Il punto è capire quanto regga il telaio difensivo. Milwaukee concede 116.7 punti di media e non ha grande margine quando la prima linea viene battuta. Per questo il lavoro di Portis e Turner, se disponibili, diventa essenziale a rimbalzo e nella protezione dell’area. In una gara del genere, i Bucks devono fare tre cose con continuità: togliere campo aperto a Memphis, evitare di buttare via possessi banali e produrre vantaggio con pazienza sul lato forte. Se ci riescono, hanno il matchup nelle mani.
Focus Memphis Grizzlies
Memphis arriva più ferita, ma anche più libera mentalmente. I Grizzlies non hanno quasi più il volto della loro squadra ideale, eppure restano capaci di generare punti e movimento: 115.1 a gara e 28.1 assist sono numeri che raccontano un attacco ancora disposto a condividere il pallone. Il problema è che, senza i suoi principali creatori e con tanti finalizzatori fuori, questa produzione è diventata molto più fragile, più dipendente dall’inerzia e molto meno affidabile quando il match si stringe.

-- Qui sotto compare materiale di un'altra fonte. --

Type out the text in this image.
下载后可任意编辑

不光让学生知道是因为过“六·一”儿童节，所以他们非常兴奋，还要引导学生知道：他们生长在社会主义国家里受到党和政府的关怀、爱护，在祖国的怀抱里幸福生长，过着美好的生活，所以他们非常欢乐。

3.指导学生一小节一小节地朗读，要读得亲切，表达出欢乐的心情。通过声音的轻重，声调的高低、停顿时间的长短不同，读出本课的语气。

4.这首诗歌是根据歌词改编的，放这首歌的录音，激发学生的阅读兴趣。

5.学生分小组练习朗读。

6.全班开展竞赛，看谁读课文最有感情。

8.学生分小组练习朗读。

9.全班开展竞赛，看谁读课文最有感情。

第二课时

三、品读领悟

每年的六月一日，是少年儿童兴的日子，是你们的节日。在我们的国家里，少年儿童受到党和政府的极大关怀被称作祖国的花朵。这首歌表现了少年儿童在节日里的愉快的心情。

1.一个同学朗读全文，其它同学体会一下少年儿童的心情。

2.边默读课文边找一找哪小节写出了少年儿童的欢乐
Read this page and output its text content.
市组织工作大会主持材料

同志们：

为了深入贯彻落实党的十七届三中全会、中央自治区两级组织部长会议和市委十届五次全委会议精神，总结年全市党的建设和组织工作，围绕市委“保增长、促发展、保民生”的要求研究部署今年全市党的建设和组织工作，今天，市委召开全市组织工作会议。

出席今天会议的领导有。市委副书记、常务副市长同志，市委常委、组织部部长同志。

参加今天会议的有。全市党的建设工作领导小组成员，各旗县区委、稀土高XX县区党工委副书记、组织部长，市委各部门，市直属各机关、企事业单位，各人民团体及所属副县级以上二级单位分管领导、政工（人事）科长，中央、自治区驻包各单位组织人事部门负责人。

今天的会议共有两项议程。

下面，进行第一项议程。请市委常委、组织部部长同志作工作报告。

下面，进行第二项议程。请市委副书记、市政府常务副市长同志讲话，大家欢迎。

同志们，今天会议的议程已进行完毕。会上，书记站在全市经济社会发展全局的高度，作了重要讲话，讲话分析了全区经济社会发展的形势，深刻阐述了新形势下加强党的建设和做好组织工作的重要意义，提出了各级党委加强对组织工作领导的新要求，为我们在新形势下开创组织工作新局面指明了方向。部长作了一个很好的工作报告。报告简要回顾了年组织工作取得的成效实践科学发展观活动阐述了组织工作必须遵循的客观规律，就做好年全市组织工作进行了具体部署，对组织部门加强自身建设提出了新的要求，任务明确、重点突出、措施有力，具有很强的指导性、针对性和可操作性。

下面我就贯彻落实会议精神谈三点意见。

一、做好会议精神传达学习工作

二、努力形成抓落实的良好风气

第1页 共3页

A livello individuale, il peso offensivo si sposta su giocatori come Cedric Coward, Ty Jerome e Cam Spencer, con Taylor Hendricks chiamato a dare taglia e corsa e Christian Koloko a presidiare il pitturato. Il tema, però, resta difensivo: 119.5 punti concessi di media sono tanti, e contro una squadra come Milwaukee il rischio è concedere secondi possessi e ritmo emotivo ai lunghi. Il piano partita dei Grizzlies dovrebbe essere molto netto: alzare il numero di possessi dinamici, forzare qualche palla persa in più e togliere ai Bucks il comfort di una gara lenta.
Che partita ci aspettiamo
È una partita che può cambiare faccia più di una volta. Milwaukee proverà a metterla su binari di controllo, usando i propri lunghi come punti di appoggio e cercando di allungare i possessi fino a trovare il tiro giusto. Memphis, al contrario, ha tutto l’interesse a spezzare il ritmo, attaccare prima che la difesa si schieri e costringere i Bucks a correre all’indietro con quintetti non sempre agilissimi.
La battaglia decisiva potrebbe stare sotto canestro. I Grizzlies prendono più rimbalzi di media, 42.4 contro 40.8, ma sono molto più esposti dietro; Milwaukee ha meno brillantezza offensiva complessiva, però può compensare con presenza interna e con una lettura più ordinata delle situazioni da metà campo. Se i Bucks controllano l’area e tolgono transizione, il match gira verso casa. Se invece Memphis riesce a correre e a distribuire il pallone con fluidità, allora la gara resta aperta fino agli ultimi possessi.